The second half of Spencer Zahn’s contemporary opus, Statues, was actually completed before the first, working out of his home studio in Kingston, New York. Recording voice memos of his Yamaha CP-70 electric piano, Zahn collaborated with Tyler Gilmore AKA BlankFor.ms in capturing vignettes of the material as tape loops, then sharing them with a network of musicians to explore further. The resulting arrangements are rich, restless, and reflective, inspired by the transportive productions of Jon Hassell and Harold Budd. Echoing the spirit of their work, these seven compositions unfold in hybrid tapestries of performance and post-production, texture and movement, form and freedom, forever in flux.

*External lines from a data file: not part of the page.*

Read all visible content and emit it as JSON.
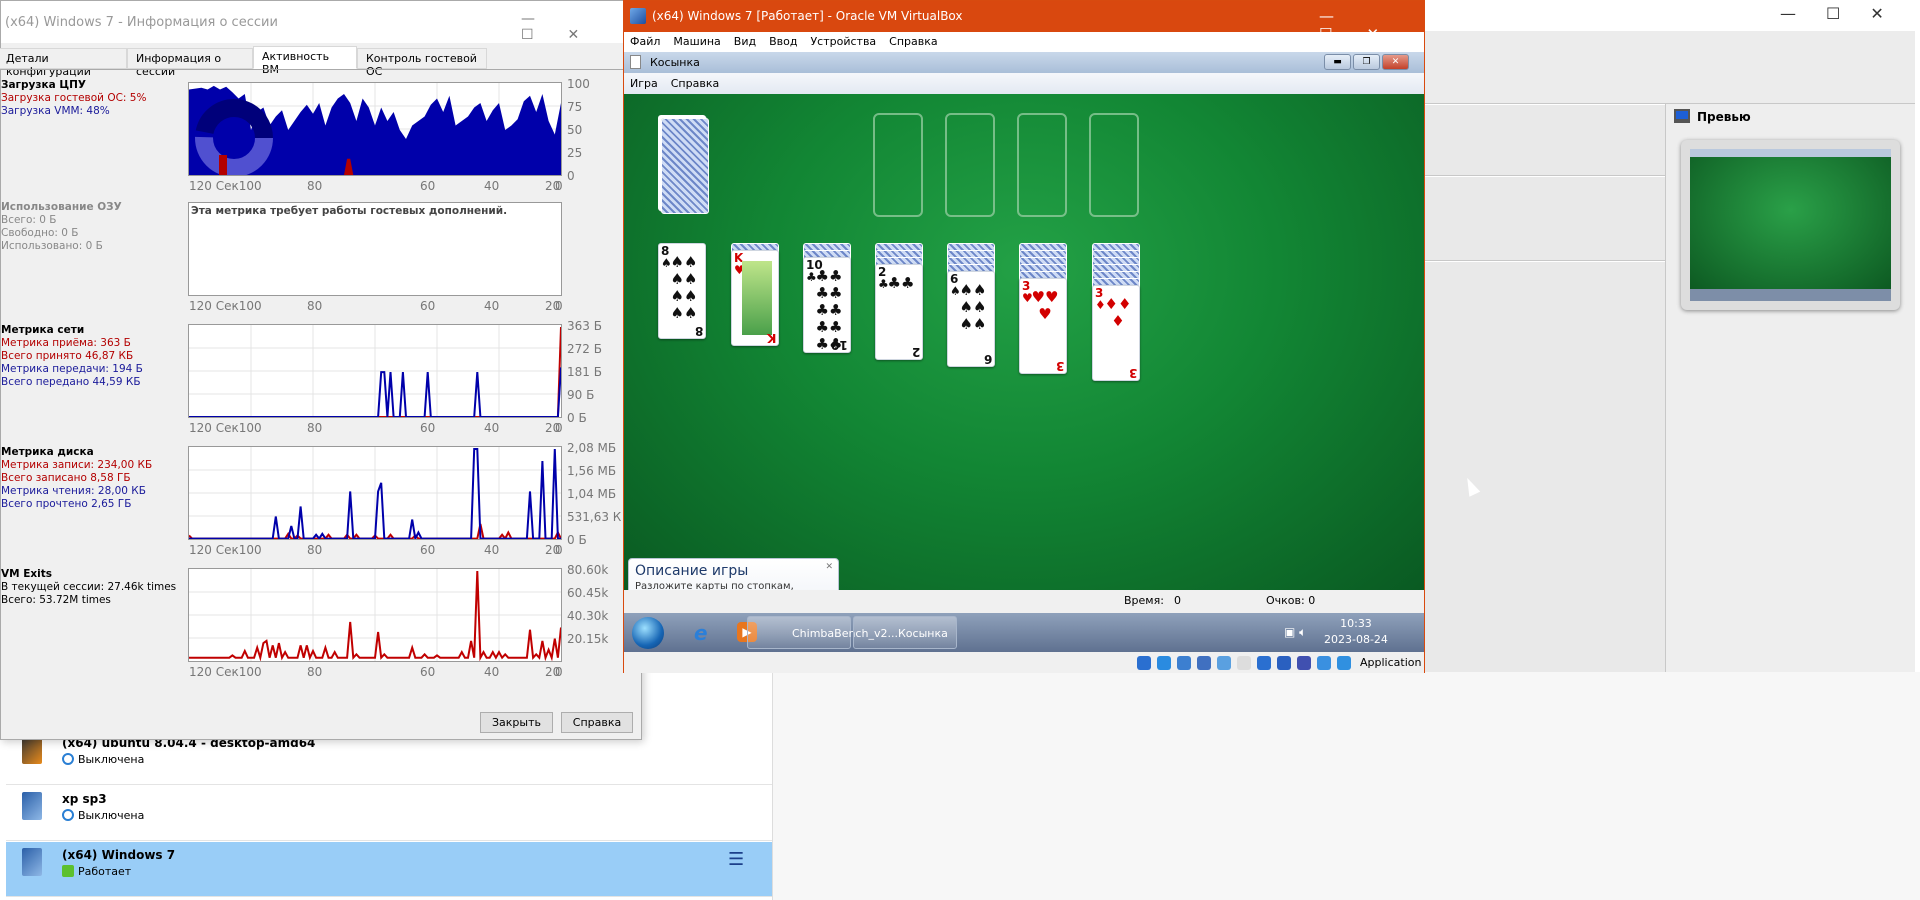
{
  "session_window": {
    "title": "(x64) Windows 7 - Информация о сессии",
    "tabs": [
      {
        "label": "Детали конфигурации",
        "active": false
      },
      {
        "label": "Информация о сессии",
        "active": false
      },
      {
        "label": "Активность ВМ",
        "active": true
      },
      {
        "label": "Контроль гостевой ОС",
        "active": false
      }
    ],
    "x_ticks": [
      "120 Сек100",
      "80",
      "60",
      "40",
      "20",
      "0"
    ],
    "cpu": {
      "title": "Загрузка ЦПУ",
      "guest": "Загрузка гостевой ОС: 5%",
      "vmm": "Загрузка VMM: 48%",
      "y_ticks": [
        "100",
        "75",
        "50",
        "25",
        "0"
      ],
      "ymax": 100,
      "vmm_series_every_2s_from_120": [
        95,
        96,
        97,
        95,
        99,
        95,
        98,
        92,
        85,
        90,
        50,
        70,
        75,
        55,
        65,
        72,
        50,
        60,
        70,
        78,
        68,
        80,
        55,
        75,
        85,
        90,
        80,
        60,
        85,
        75,
        55,
        75,
        60,
        70,
        50,
        40,
        55,
        60,
        65,
        78,
        85,
        70,
        88,
        55,
        60,
        65,
        75,
        80,
        60,
        72,
        80,
        50,
        55,
        62,
        82,
        88,
        70,
        90,
        60,
        45,
        80
      ],
      "guest_spikes": [
        [
          69,
          18
        ],
        [
          68,
          18
        ]
      ]
    },
    "ram": {
      "title": "Использование ОЗУ",
      "total": "Всего: 0 Б",
      "free": "Свободно: 0 Б",
      "used": "Использовано: 0 Б",
      "notice": "Эта метрика требует работы гостевых дополнений."
    },
    "net": {
      "title": "Метрика сети",
      "rx": "Метрика приёма: 363 Б",
      "rx_total": "Всего принято 46,87 КБ",
      "tx": "Метрика передачи: 194 Б",
      "tx_total": "Всего передано 44,59 КБ",
      "y_ticks": [
        "363 Б",
        "272 Б",
        "181 Б",
        "90 Б",
        "0 Б"
      ],
      "ymax": 363,
      "rx_spikes": [
        [
          0,
          363
        ]
      ],
      "tx_spikes": [
        [
          58,
          181
        ],
        [
          57,
          181
        ],
        [
          55,
          181
        ],
        [
          51,
          181
        ],
        [
          43,
          181
        ],
        [
          27,
          181
        ],
        [
          0,
          200
        ]
      ]
    },
    "disk": {
      "title": "Метрика диска",
      "write": "Метрика записи: 234,00 КБ",
      "write_total": "Всего записано 8,58 ГБ",
      "read": "Метрика чтения: 28,00 КБ",
      "read_total": "Всего прочтено 2,65 ГБ",
      "y_ticks": [
        "2,08 МБ",
        "1,56 МБ",
        "1,04 МБ",
        "531,63 К",
        "0 Б"
      ],
      "ymax": 2.08,
      "write_spikes": [
        [
          120,
          0.08
        ],
        [
          88,
          0.12
        ],
        [
          85,
          0.08
        ],
        [
          75,
          0.1
        ],
        [
          69,
          0.1
        ],
        [
          66,
          0.1
        ],
        [
          60,
          0.08
        ],
        [
          55,
          0.1
        ],
        [
          47,
          0.08
        ],
        [
          26,
          0.35
        ],
        [
          19,
          0.1
        ],
        [
          17,
          0.15
        ],
        [
          1,
          0.15
        ]
      ],
      "read_spikes": [
        [
          92,
          0.52
        ],
        [
          87,
          0.3
        ],
        [
          84,
          0.75
        ],
        [
          79,
          0.1
        ],
        [
          77,
          0.12
        ],
        [
          68,
          1.1
        ],
        [
          59,
          1.1
        ],
        [
          58,
          1.3
        ],
        [
          48,
          0.45
        ],
        [
          46,
          0.15
        ],
        [
          28,
          2.08
        ],
        [
          27,
          2.08
        ],
        [
          10,
          1.1
        ],
        [
          6,
          1.8
        ],
        [
          2,
          2.08
        ]
      ]
    },
    "vmexits": {
      "title": "VM Exits",
      "session": "В текущей сессии: 27.46k times",
      "total": "Всего: 53.72M times",
      "y_ticks": [
        "80.60k",
        "60.45k",
        "40.30k",
        "20.15k"
      ],
      "ymax": 80.6,
      "baseline": 3,
      "spikes": [
        [
          106,
          5
        ],
        [
          102,
          9
        ],
        [
          98,
          12
        ],
        [
          96,
          16
        ],
        [
          95,
          18
        ],
        [
          93,
          14
        ],
        [
          91,
          16
        ],
        [
          89,
          8
        ],
        [
          84,
          14
        ],
        [
          82,
          14
        ],
        [
          80,
          9
        ],
        [
          76,
          12
        ],
        [
          73,
          8
        ],
        [
          68,
          35
        ],
        [
          66,
          6
        ],
        [
          59,
          26
        ],
        [
          57,
          6
        ],
        [
          48,
          12
        ],
        [
          44,
          6
        ],
        [
          40,
          5
        ],
        [
          32,
          8
        ],
        [
          29,
          18
        ],
        [
          27,
          80.6
        ],
        [
          25,
          8
        ],
        [
          22,
          8
        ],
        [
          20,
          8
        ],
        [
          18,
          6
        ],
        [
          15,
          3
        ],
        [
          10,
          28
        ],
        [
          8,
          6
        ],
        [
          6,
          18
        ],
        [
          4,
          10
        ],
        [
          2,
          20
        ],
        [
          0,
          30
        ]
      ]
    },
    "buttons": {
      "close": "Закрыть",
      "help": "Справка"
    }
  },
  "virtualbox": {
    "title": "(x64) Windows 7 [Работает] - Oracle VM VirtualBox",
    "menu": [
      "Файл",
      "Машина",
      "Вид",
      "Ввод",
      "Устройства",
      "Справка"
    ],
    "status_label": "Application",
    "guest": {
      "window_title": "Косынка",
      "menu": [
        "Игра",
        "Справка"
      ],
      "tip_title": "Описание игры",
      "tip_text": "Разложите карты по стопкам, располагая их по порядку от самой сильной до самой слабой, чередуя красные и черные масти. Чтобы переместить карту, щелкните и перетащите ее.",
      "time_label": "Время:",
      "time_value": "0",
      "score_label": "Очков: 0",
      "taskbar": [
        {
          "label": "ChimbaBench_v2..."
        },
        {
          "label": "Косынка"
        }
      ],
      "clock_time": "10:33",
      "clock_date": "2023-08-24",
      "tableau": [
        {
          "backs": 0,
          "rank": "8",
          "suit": "♠",
          "color": "black"
        },
        {
          "backs": 1,
          "rank": "K",
          "suit": "♥",
          "color": "red"
        },
        {
          "backs": 2,
          "rank": "10",
          "suit": "♣",
          "color": "black"
        },
        {
          "backs": 3,
          "rank": "2",
          "suit": "♣",
          "color": "black"
        },
        {
          "backs": 4,
          "rank": "6",
          "suit": "♠",
          "color": "black"
        },
        {
          "backs": 5,
          "rank": "3",
          "suit": "♥",
          "color": "red"
        },
        {
          "backs": 6,
          "rank": "3",
          "suit": "♦",
          "color": "red"
        }
      ]
    }
  },
  "manager": {
    "preview_title": "Превью",
    "vms": [
      {
        "name": "(x64) ubuntu 8.04.4 - desktop-amd64",
        "state": "Выключена",
        "selected": false
      },
      {
        "name": "xp sp3",
        "state": "Выключена",
        "selected": false
      },
      {
        "name": "(x64) Windows 7",
        "state": "Работает",
        "selected": true
      }
    ]
  },
  "colors": {
    "vbox_title": "#d9480f",
    "selection": "#99cdf7",
    "series_red": "#b30000",
    "series_blue": "#0000aa"
  }
}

Zahn encouraged his collaborators to maintain their own voice while improvising on the recordings. With nothing set in stone, a healthy amount of editing to the improvisations shaped the compositions. Hints of synthesizer seep between silences; fragments of different sessions emerge and overlap; horns are reharmonized, then set aloft like paper lanterns; tunings wobble up or down an octave, embracing the malleable, the liquid, the hope springing eternal. Zahn’s vision is fluid, but grounded by heart: “Emotionally, this music is a longing of sorts.”
Construction-wise, Statues II is a puzzle, pieced together from fluctuating moments, minds, and tonal centers, accruing a sum far greater than its parts. Its title, too, mirrors a fascination with the sculpted, with the fleeting made permanent: “A statue is a monument to a thing that was. As a musician, you’re always seeking a new sound. And mourning the change of what came before.”